Q. What is New Jersey’s classification for a “farm” for real estate tax purposes? For example, if I start keeping bees on my property, would that convert my property into a farm? I already have red oak trees on my property, and because red oaks produce acorns – which are edible – does my property constitute a “farm?”
— Wanna-be farmer
A. We’re guessing you asked that question after it was revealed that Kevin Corbett, the head of NJ Transit, paid only $19.42 in taxes for five acres of his Mendham Township property that’s assessed as farmland. He paid $20,609 in taxes in 2018 for the rest of the property, less than one acre, where his home stands.
That’s a big difference.
There are several requirements before your property can be assessed as a farm.
First, it must be at least five acres, said Neil Becourtney, a certified public accountant and tax partner with CohnReznick in Holmdel.
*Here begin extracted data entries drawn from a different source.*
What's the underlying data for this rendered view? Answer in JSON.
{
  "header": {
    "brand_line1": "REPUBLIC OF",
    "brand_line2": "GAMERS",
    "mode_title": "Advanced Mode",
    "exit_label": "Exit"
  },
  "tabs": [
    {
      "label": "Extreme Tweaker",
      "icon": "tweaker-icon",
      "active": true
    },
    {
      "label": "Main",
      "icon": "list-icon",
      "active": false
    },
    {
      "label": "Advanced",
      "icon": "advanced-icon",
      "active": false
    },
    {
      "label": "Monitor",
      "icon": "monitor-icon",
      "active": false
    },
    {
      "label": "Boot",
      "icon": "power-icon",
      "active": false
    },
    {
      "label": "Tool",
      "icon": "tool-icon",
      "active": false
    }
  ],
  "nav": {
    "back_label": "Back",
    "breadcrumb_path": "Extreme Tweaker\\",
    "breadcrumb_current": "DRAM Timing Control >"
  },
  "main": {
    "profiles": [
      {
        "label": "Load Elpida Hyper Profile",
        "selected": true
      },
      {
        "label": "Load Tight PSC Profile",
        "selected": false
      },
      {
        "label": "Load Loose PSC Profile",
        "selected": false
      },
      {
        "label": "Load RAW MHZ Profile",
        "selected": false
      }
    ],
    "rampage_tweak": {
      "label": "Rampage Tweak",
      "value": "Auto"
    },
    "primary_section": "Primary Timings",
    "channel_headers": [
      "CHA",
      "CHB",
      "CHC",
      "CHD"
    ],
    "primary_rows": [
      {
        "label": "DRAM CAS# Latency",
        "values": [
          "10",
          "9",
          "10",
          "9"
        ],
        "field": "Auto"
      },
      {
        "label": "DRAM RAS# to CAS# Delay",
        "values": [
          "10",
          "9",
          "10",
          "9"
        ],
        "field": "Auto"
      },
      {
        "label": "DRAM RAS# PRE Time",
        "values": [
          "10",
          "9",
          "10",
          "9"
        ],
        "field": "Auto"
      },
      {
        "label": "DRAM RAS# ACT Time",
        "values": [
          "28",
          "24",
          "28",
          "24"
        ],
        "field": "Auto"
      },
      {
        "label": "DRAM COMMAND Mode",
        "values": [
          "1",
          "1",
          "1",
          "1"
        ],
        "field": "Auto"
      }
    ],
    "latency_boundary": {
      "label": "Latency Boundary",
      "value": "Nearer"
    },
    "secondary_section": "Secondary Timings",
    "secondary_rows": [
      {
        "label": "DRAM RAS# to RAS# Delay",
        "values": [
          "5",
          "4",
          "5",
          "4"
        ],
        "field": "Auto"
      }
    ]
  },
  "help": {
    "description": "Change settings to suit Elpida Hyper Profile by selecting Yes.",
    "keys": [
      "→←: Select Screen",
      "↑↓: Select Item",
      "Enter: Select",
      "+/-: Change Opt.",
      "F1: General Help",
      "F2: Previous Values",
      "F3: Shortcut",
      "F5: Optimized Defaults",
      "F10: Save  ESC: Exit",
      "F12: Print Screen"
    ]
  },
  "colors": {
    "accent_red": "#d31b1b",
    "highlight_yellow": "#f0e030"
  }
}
The second requirement is that the property must be actively devoted to agricultural or horticultural use for at least the two successive years immediately before the tax year for which farmland assessment is requested, he said.
“Land is considered to be in agricultural use when devoted to the production for sale of plants or animals useful to man – excluding dogs – or when the land qualifies under a federal soil conservation program that makes payments to the owner,” Becourtney said. “Land is in horticultural use when it is devoted to the production for sale of fruits, vegetables, nursery, floral, ornamental or greenhouse products, or when the land qualifies under a federal soil conservation program that makes payments to the owner.”
Land is actively devoted to agricultural use when the amount of the gross sales of agricultural products produced on such land, together with soil conservation program payments, and fees received for breeding, raising, or grazing livestock have averaged at least $1,000 per year during the two-year period immediately preceding the tax year at issue; or there is clear evidence of anticipated yearly gross sales, and the other sources noted, of at least $1,000 within a reasonable period, he said.
An application for farmland assessment must generally be filed on or before August 1 of the year before the tax year for which such farmland valuation is sought. The assessor can grant an extension of time, up to and including September 1, if it appears to the director’s satisfaction that the taxpayer’s failure to file the application form by the August 1 due date was due to the illness of the taxpayer or to the death of the taxpayer or a member of the taxpayer’s immediate family, he said.
“In your situation, assuming you meet the acreage test, you would need to reach the state’s sales threshold from selling acorns and honey that presumably the bees would be producing in order to obtain the reduced farmland assessment for your real estate taxes,” Becourtney said.